Question

If \[\dfrac{4}{5}\], a, 2 three consecutive term of an A.P then find ‘a’

Answer 1

Hint: Here in this question, we have a sequence that belongs to an arithmetic sequence. We check the sequence with the help of arithmetic sequence definition and it is an arithmetic sequence we can determine the common difference of the sequence. then we find the value of a.

Complete step-by-step solution:
In the sequence we have three kinds of sequence namely, arithmetic sequence, geometric sequence and harmonic sequence. In arithmetic sequence we the common difference between the two terms, In geometric sequence we the common ratio between the two terms, In harmonic sequence it is a ratio of arithmetic sequence to geometric sequence.

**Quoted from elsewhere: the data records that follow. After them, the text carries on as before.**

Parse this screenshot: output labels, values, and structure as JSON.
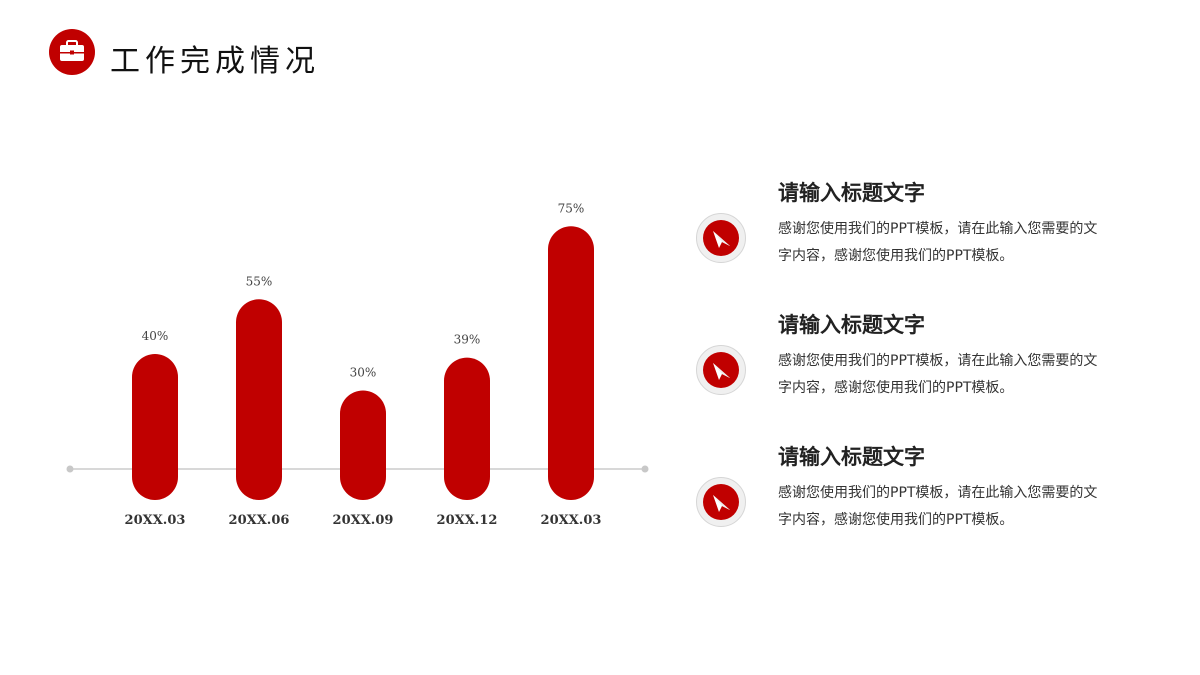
{
  "header": {
    "title": "工作完成情况",
    "icon": "briefcase-icon"
  },
  "colors": {
    "accent": "#c00000",
    "axis": "#cccccc"
  },
  "chart_data": {
    "type": "bar",
    "categories": [
      "20XX.03",
      "20XX.06",
      "20XX.09",
      "20XX.12",
      "20XX.03"
    ],
    "values": [
      40,
      55,
      30,
      39,
      75
    ],
    "data_labels": [
      "40%",
      "55%",
      "30%",
      "39%",
      "75%"
    ],
    "ylim": [
      0,
      100
    ],
    "grid": false,
    "legend": "none"
  },
  "items": [
    {
      "title": "请输入标题文字",
      "desc": "感谢您使用我们的PPT模板，请在此输入您需要的文字内容，感谢您使用我们的PPT模板。",
      "icon": "paper-plane-icon"
    },
    {
      "title": "请输入标题文字",
      "desc": "感谢您使用我们的PPT模板，请在此输入您需要的文字内容，感谢您使用我们的PPT模板。",
      "icon": "paper-plane-icon"
    },
    {
      "title": "请输入标题文字",
      "desc": "感谢您使用我们的PPT模板，请在此输入您需要的文字内容，感谢您使用我们的PPT模板。",
      "icon": "paper-plane-icon"
    }
  ]
}
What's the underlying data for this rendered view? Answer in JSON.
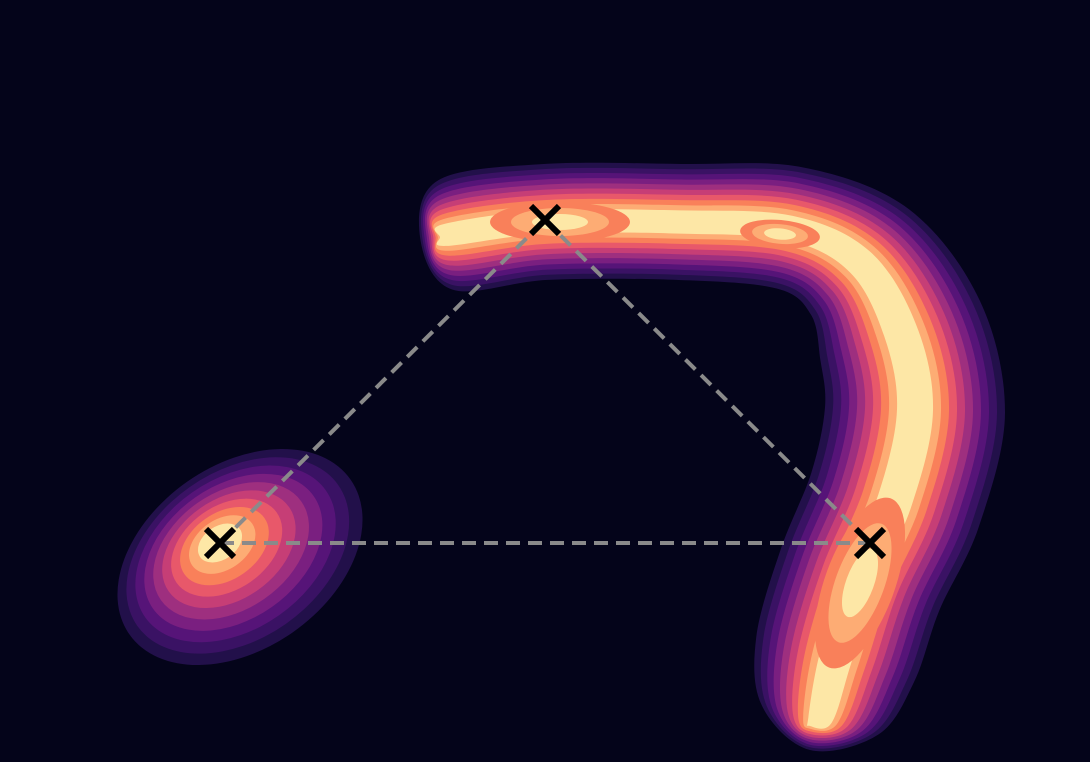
{
  "chart_data": {
    "type": "contour",
    "title": "",
    "xlabel": "",
    "ylabel": "",
    "grid": false,
    "legend": "none",
    "background_color": "#04041a",
    "colormap": [
      "#22104a",
      "#3a1264",
      "#561478",
      "#7a1f80",
      "#9e2f7f",
      "#c63e76",
      "#e8586a",
      "#f9805a",
      "#fdac74",
      "#fde7a6"
    ],
    "modes": [
      {
        "name": "",
        "x": 0.0,
        "y": 0.0
      },
      {
        "name": "",
        "x": 1.0,
        "y": 1.0
      },
      {
        "name": "",
        "x": 2.0,
        "y": 0.0
      }
    ],
    "marker": "x",
    "marker_color": "#000000",
    "connector_style": "dashed",
    "connector_color": "#8a8a8a",
    "connections": [
      [
        0,
        1
      ],
      [
        1,
        2
      ],
      [
        0,
        2
      ]
    ]
  }
}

The general arithmetic progression is of the form \[a,a + d,a + 2d,...\] where a is first term nth d is the common difference. The nth term of the arithmetic progression is defined as \[{a_n} = {a_0} + (n - 1)d\]
Now let us consider the sequence which is given in the question \[\dfrac{4}{5}\], a, 2 here we have 3 terms. Let us find the difference between these two consecutive numbers.
Here \[{a_1} = \dfrac{4}{5}\], \[{a_2} = a\], \[{a_3} = 2\]
Let we find
The difference between \[{a_1}\]and \[{a_2}\], so we have
\[d = {a_2} - {a_1} = a - \dfrac{4}{5}\] ------- (1)
The difference between \[{a_2}\]and \[{a_3}\], so we have
\[d = {a_3} - {a_2} = 2 - a\] ----- (2)
Let we equate the both equation (1) and the equation (2)
 \[ \Rightarrow a - \dfrac{4}{5} = 2 - a\]
Group the terms which are containing variable a to LHS and the constants to RHS.
\[ \Rightarrow a + a = 2 - \dfrac{4}{5}\]
On simplifying we have
\[ \Rightarrow 2a = \dfrac{{10 - 4}}{5}\]
\[ \Rightarrow 2a = \dfrac{6}{5}\]
Dividing the above equation by 2 we get
\[ \Rightarrow a = \dfrac{2}{5}\]
Hence we have got the value of a for the consecutive numbers.

Therefore the arithmetic sequence is \[\dfrac{4}{5},\dfrac{2}{5},2\]

Note: By considering the formula of arithmetic sequence we verify the obtained value which we obtained. We have to check the common difference for all the terms. Suppose if we check for the first two terms not for other terms then we may go wrong. So definition of arithmetic sequence is important to solve these kinds of problems.